Family history or genealogical research may seem a long way from peacebuilding, at first glance. But anyone who has been watching the television programs, Who do you think you are?, which helps famous people trace their ancestry, may have noticed that often the result is to link people in different parts of the world.
Many families, especially in North America, came from somewhere else – voluntarily or involuntarily. And there is an increasing interest on the part of many people to trace their family history. I know this, because family history is one of my interests. Such research, however, can go beyond just helping a particular person find their roots.
In the 1990s, as a result of my electoral knowledge, I was appointed by the Government of Canada to join the body that was running the voting process on the Gwich’in comprehensive claim settlement, between the Gwich’in people of the Mackenzie Delta in Canada’s Northwest Territories, and the Canadian government. The claim was approved by the Gwich’in voters, and then an enrolment commission was created. I was appointed to that body as well.
Our task was to enroll all eligible Gwich’in people in the claim. To be enrolled, people had to be able to trace their ancestry back to 1921, when Treaty 8 was signed. But over the years, there had been many changes in how the Gwich’in lived. Children had been sent to residential schools far from home and consequently, many of them did not know who their grandparents were. And the Mackenzie River Valley had lost many of its elders during the terrible flu epidemic of 1918.
Researching family history
When we began asking people to complete the application forms, we found that people often could not list their grandparents or great-grandparents, which would take them back to 1921. So the enrollment board began a project to carry out research that would help people identify their ancestors. This project traced the Gwich’in families and used the knowledge of elders, like the late Sarah Simon, who was always known as Jijuu or grandmother, to put together a picture of Gwich’in genealogy. This was a complicated process as in the early days, the Gwich’in did not use surnames. People were known by individual names, that often were derived from a particular characteristic or a particular event.
I served on the enrollment board but I also got involved in this project because the person who had begun writing up the history could not finish that work. As I also was a writer, the board asked if I would complete the writing project. I was quite nervous about doing this as I did not feel I knew enough. But I agreed, as it was such an important project.
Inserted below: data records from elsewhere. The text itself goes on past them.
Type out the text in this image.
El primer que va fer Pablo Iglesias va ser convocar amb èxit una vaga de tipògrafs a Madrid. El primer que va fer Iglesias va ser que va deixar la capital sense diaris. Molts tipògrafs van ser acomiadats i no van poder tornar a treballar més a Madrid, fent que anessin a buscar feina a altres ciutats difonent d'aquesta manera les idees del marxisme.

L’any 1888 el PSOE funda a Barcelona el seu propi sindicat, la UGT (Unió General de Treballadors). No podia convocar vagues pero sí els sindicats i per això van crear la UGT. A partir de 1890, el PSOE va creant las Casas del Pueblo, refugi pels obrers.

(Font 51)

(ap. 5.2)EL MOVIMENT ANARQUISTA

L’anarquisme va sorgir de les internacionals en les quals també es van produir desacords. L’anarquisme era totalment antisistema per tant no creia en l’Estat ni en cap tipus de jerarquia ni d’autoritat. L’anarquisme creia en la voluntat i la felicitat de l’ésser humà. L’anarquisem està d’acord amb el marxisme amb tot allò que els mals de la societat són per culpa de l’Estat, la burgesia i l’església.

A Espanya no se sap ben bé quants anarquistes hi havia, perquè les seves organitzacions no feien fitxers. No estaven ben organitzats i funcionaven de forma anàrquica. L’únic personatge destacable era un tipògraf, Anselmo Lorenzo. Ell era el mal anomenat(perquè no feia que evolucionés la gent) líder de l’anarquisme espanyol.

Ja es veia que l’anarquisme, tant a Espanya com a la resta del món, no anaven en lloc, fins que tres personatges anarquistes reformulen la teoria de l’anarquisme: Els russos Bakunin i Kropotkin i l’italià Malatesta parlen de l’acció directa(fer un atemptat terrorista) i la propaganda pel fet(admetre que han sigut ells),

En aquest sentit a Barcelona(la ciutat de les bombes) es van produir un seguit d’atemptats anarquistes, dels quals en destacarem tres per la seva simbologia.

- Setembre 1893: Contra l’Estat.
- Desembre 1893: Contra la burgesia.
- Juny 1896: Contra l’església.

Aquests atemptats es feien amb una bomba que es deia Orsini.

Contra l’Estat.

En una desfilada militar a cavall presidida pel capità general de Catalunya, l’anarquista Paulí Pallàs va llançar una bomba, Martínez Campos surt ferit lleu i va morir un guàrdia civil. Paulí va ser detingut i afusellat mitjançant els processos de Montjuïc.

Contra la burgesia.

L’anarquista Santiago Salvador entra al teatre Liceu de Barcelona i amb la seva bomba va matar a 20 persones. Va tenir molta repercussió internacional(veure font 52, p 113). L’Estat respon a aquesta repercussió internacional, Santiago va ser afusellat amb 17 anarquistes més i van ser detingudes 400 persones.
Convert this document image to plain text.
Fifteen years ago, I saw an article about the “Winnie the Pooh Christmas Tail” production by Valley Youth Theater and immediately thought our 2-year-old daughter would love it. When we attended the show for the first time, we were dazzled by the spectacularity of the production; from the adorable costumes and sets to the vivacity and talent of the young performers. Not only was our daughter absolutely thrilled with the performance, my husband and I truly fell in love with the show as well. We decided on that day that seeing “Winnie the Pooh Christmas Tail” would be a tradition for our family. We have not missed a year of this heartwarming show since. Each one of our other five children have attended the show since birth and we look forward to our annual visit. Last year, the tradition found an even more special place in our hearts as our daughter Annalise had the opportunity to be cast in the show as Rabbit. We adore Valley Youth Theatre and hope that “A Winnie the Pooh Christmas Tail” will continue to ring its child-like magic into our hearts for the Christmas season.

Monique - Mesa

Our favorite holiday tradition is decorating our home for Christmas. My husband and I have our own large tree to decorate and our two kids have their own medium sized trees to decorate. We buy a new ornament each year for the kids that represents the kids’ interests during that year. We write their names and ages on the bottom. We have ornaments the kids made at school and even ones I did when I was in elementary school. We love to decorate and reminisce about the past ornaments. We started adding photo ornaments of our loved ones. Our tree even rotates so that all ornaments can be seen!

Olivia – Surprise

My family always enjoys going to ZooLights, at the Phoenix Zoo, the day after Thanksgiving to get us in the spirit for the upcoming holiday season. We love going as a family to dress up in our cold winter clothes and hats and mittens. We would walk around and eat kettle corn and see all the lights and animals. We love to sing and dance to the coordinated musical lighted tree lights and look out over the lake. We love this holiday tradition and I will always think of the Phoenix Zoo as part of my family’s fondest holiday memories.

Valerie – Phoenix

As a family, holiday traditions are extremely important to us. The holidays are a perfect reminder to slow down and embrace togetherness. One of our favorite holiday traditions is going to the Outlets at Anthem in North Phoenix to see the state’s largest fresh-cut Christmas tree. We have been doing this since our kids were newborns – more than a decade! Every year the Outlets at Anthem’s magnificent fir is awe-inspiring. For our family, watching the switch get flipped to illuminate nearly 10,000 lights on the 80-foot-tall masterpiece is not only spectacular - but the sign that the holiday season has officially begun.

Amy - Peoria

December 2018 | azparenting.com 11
Once the writing was complete, the board organized a workshop with the Gwich’in elders to review the text. I still remember it vividly. I sat and listened as Elizabeth Crawford, a Gwich’in-born adult educator, read the text in Gwich’in. Periodically, the elders sitting around the table would laugh. I was so focused on my fear that I had not done a good job on my part of the writing that this laughter at first made me nervous. So during a break, I asked Elizabeth – why are they laughing? Did I make mistakes in the writing?
She smiled at me. They were laughing because it is so funny, the stories of how people got their names, she said. And so I relaxed, and was able to listen fully to the rest of the workshop.
Learning who she was
While there were elders around the table who were knowledgeable about the history and could add information or correct mistakes, one of the biggest impacts was on the younger people who were present. I remember one young woman saying that at last, she understood who her people were. She knew where she fitted into her peoples’ history now. It was something she had never learned.
And that was when I learned that one impact of many of the residential schools run by churches with funding from the Canadian government was to cut young people off from their family history. If they had been at home in their communities and continued to speak their language, their grandparents could have told them their history. But during their school years, many of them were far away from home and being taught in English. One result was that they did not know their own ancestry.
It was not just the enrolment process that helped reconnect people with their history. The Gwich’in people lived in the Yukon territory and in Alaska as well, but over time, these families had grown away from each other. One year, however, there was a major forest fire in the Yukon and many Gwich’in people were brought into Inuvik for safety. That gave people an opportunity to reconnect at the community level.
I saw a similar instance of this power of community connection on one episode of Who do you think you are?, when American actor Blair Underwood was tracing his roots. His ancestors came from Africa, but he had – like so many others – no idea of where in Africa they had come from. Genealogical research and DNA testing linked him with a cousin in a small village in Cameroon, and he and his father then visited that village, reconnecting family that had been separated so long before.
The creation of states, and boundaries, and borders, has often divided people in artificial ways. One of the great impacts of genealogical research, I think, is to show how interconnected our world is. And that changes how we see our world, and creates links that go beyond the states in which we live.